Cloud development and deployment platform Vercel has confirmed a security breach after threat actors posted on underground forums claiming to have exfiltrated sensitive internal data — and are now attempting to sell it for $2 million.
What Was Stolen
According to the threat actors' post, the stolen dataset includes:
- Internal databases containing customer and account data
- API keys and access tokens used within Vercel's infrastructure
- NPM tokens and GitHub tokens tied to Vercel's internal CI/CD pipelines
- Source code from internal repositories
- Employee credentials and access artifacts
The actors claimed access to a "limited subset" of Vercel's customer environment, though the precise scope of customer data affected has not been independently confirmed.
Attribution Dispute
The breach claim surfaced on hacking forums with threat actors initially associated with ShinyHunters — the prolific data theft group responsible for dozens of high-profile breaches in recent years including attacks on Ticketmaster, AT&T, and educational institutions. However, members reportedly associated with ShinyHunters have publicly denied involvement, casting uncertainty on the true identity of the attackers.
Vercel's Response
Vercel confirmed the incident and advised affected customers to take the following steps:
- Review environment variables — audit what secrets are stored and where
- Rotate all secrets — regenerate API keys, tokens, and credentials immediately
- Enable sensitive variable protection — use Vercel's built-in mechanism to prevent secrets from being exposed in preview deployments or logs
- Audit deploy history — check for unauthorized or suspicious deployment activity
Why This Matters
Vercel hosts a massive portion of the modern web — powering Next.js deployments for companies ranging from startups to enterprises.

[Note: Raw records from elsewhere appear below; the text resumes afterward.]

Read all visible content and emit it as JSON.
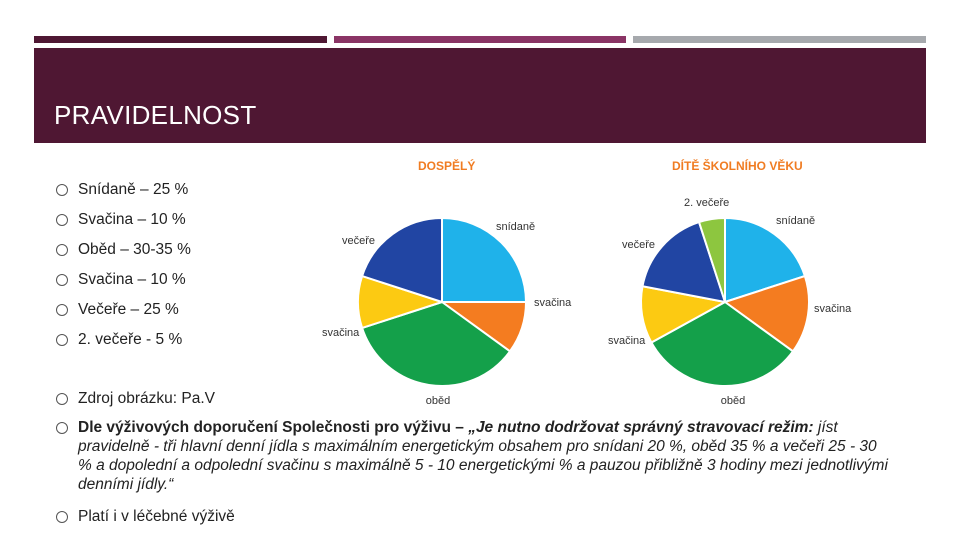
{
  "colors": {
    "bar1": "#4f1733",
    "bar2": "#8a3465",
    "bar3": "#a6a9ad",
    "header": "#4f1733"
  },
  "slide": {
    "title": "PRAVIDELNOST",
    "bullets": [
      "Snídaně – 25 %",
      "Svačina – 10 %",
      "Oběd – 30-35 %",
      "Svačina – 10 %",
      "Večeře – 25 %",
      "2. večeře - 5 %",
      "Zdroj obrázku: Pa.V"
    ],
    "recommendation": {
      "lead": "Dle výživových doporučení Společnosti pro výživu – ",
      "quote_bold": "„Je nutno dodržovat správný stravovací režim:",
      "quote_rest": " jíst pravidelně - tři hlavní denní jídla s maximálním energetickým obsahem pro snídani 20 %, oběd 35 % a večeři 25 - 30 % a dopolední a odpolední svačinu s maximálně 5 - 10 energetickými % a pauzou přibližně 3 hodiny mezi jednotlivými denními jídly.“"
    },
    "last_bullet": "Platí i v léčebné výživě"
  },
  "chart_data": [
    {
      "type": "pie",
      "title": "DOSPĚLÝ",
      "slices": [
        {
          "label": "snídaně",
          "value": 25,
          "color": "#1fb2ea"
        },
        {
          "label": "svačina",
          "value": 10,
          "color": "#f47c20"
        },
        {
          "label": "oběd",
          "value": 35,
          "color": "#14a04a"
        },
        {
          "label": "svačina",
          "value": 10,
          "color": "#fcca12"
        },
        {
          "label": "večeře",
          "value": 20,
          "color": "#2145a3"
        }
      ]
    },
    {
      "type": "pie",
      "title": "DÍTĚ ŠKOLNÍHO VĚKU",
      "slices": [
        {
          "label": "snídaně",
          "value": 20,
          "color": "#1fb2ea"
        },
        {
          "label": "svačina",
          "value": 15,
          "color": "#f47c20"
        },
        {
          "label": "oběd",
          "value": 32,
          "color": "#14a04a"
        },
        {
          "label": "svačina",
          "value": 11,
          "color": "#fcca12"
        },
        {
          "label": "večeře",
          "value": 17,
          "color": "#2145a3"
        },
        {
          "label": "2. večeře",
          "value": 5,
          "color": "#8dc63f"
        }
      ]
    }
  ]
}
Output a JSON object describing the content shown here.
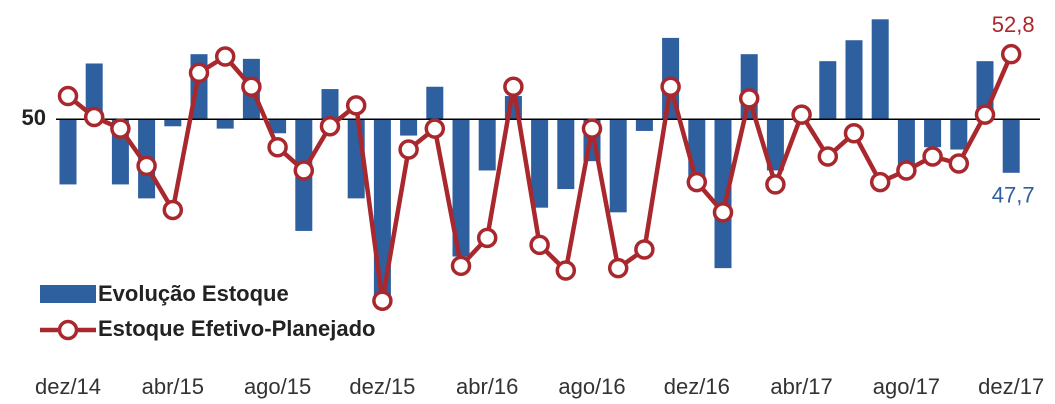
{
  "chart_data": {
    "type": "bar-line",
    "categories": [
      "dez/14",
      null,
      null,
      null,
      "abr/15",
      null,
      null,
      null,
      "ago/15",
      null,
      null,
      null,
      "dez/15",
      null,
      null,
      null,
      "abr/16",
      null,
      null,
      null,
      "ago/16",
      null,
      null,
      null,
      "dez/16",
      null,
      null,
      null,
      "abr/17",
      null,
      null,
      null,
      "ago/17",
      null,
      null,
      null,
      "dez/17"
    ],
    "series": [
      {
        "name": "Evolução Estoque",
        "type": "bar",
        "color": "#2e5f9e",
        "values": [
          47.2,
          52.4,
          47.2,
          46.6,
          49.7,
          52.8,
          49.6,
          52.6,
          49.4,
          45.2,
          51.3,
          46.6,
          42.3,
          49.3,
          51.4,
          44.1,
          47.8,
          51.0,
          46.2,
          47.0,
          48.2,
          46.0,
          49.5,
          53.5,
          47.2,
          43.6,
          52.8,
          47.8,
          50.4,
          52.5,
          53.4,
          54.3,
          47.8,
          48.8,
          48.7,
          52.5,
          47.7
        ],
        "value_labels": [
          null,
          null,
          null,
          null,
          null,
          null,
          null,
          null,
          null,
          null,
          null,
          null,
          null,
          null,
          null,
          null,
          null,
          null,
          null,
          null,
          null,
          null,
          null,
          null,
          null,
          null,
          null,
          null,
          null,
          null,
          null,
          null,
          null,
          null,
          null,
          null,
          "47,7"
        ]
      },
      {
        "name": "Estoque Efetivo-Planejado",
        "type": "line",
        "color": "#a8282e",
        "values": [
          51.0,
          50.1,
          49.6,
          48.0,
          46.1,
          52.0,
          52.7,
          51.4,
          48.8,
          47.8,
          49.7,
          50.6,
          42.2,
          48.7,
          49.6,
          43.7,
          44.9,
          51.4,
          44.6,
          43.5,
          49.6,
          43.6,
          44.4,
          51.4,
          47.3,
          46.0,
          50.9,
          47.2,
          50.2,
          48.4,
          49.4,
          47.3,
          47.8,
          48.4,
          48.1,
          50.2,
          52.8
        ],
        "value_labels": [
          null,
          null,
          null,
          null,
          null,
          null,
          null,
          null,
          null,
          null,
          null,
          null,
          null,
          null,
          null,
          null,
          null,
          null,
          null,
          null,
          null,
          null,
          null,
          null,
          null,
          null,
          null,
          null,
          null,
          null,
          null,
          null,
          null,
          null,
          null,
          null,
          "52,8"
        ]
      }
    ],
    "ylim": [
      41.8,
      54.7
    ],
    "yticks": [
      50
    ],
    "baseline": 50,
    "legend": "bottom-left"
  }
}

A breach of Vercel's internal infrastructure has significant downstream implications:
- Supply chain risk: If API keys or deployment tokens were stolen, attackers could potentially inject malicious code into customer builds
- NPM and GitHub token exposure: These tokens could be leveraged to push unauthorized packages or access private repositories
- Customer data leakage: Vercel stores deployment logs, environment configuration, and team information that may contain sensitive business data
Immediate Actions for Vercel Users
| Action | Priority |
|---|---|
| Rotate all API keys stored in Vercel environment variables | Critical |
| Regenerate GitHub, GitLab, and Bitbucket integration tokens | Critical |
| Review team member access and remove unused accounts | High |
| Audit recent deployments for unauthorized changes | High |
| Enable Vercel's Sensitive Environment Variable Protection | High |
| Review build logs for unexpected output or secret exposure | Medium |
Rotating Vercel Secrets
# Using the Vercel CLI — list all environment variables across projects
vercel env ls --all
# Remove and re-add sensitive variables
vercel env rm SENSITIVE_VAR production
vercel env add SENSITIVE_VAR production
# Pull updated environment locally after rotation
vercel env pull .env.localFor secrets shared across services (database passwords, third-party API keys), rotate those credentials at the source — not just within Vercel — as the underlying credentials may have been exposed.
Outlook
The incident underscores the risk of placing developer tooling platforms in the critical path of software supply chains. Vercel's central role in CI/CD pipelines for thousands of organizations makes it an attractive target for threat actors seeking broad downstream impact from a single breach.
Organizations that rely on Vercel for production deployments should treat this incident as a prompt to audit their secrets management practices — even if Vercel confirms that their specific account data was not affected.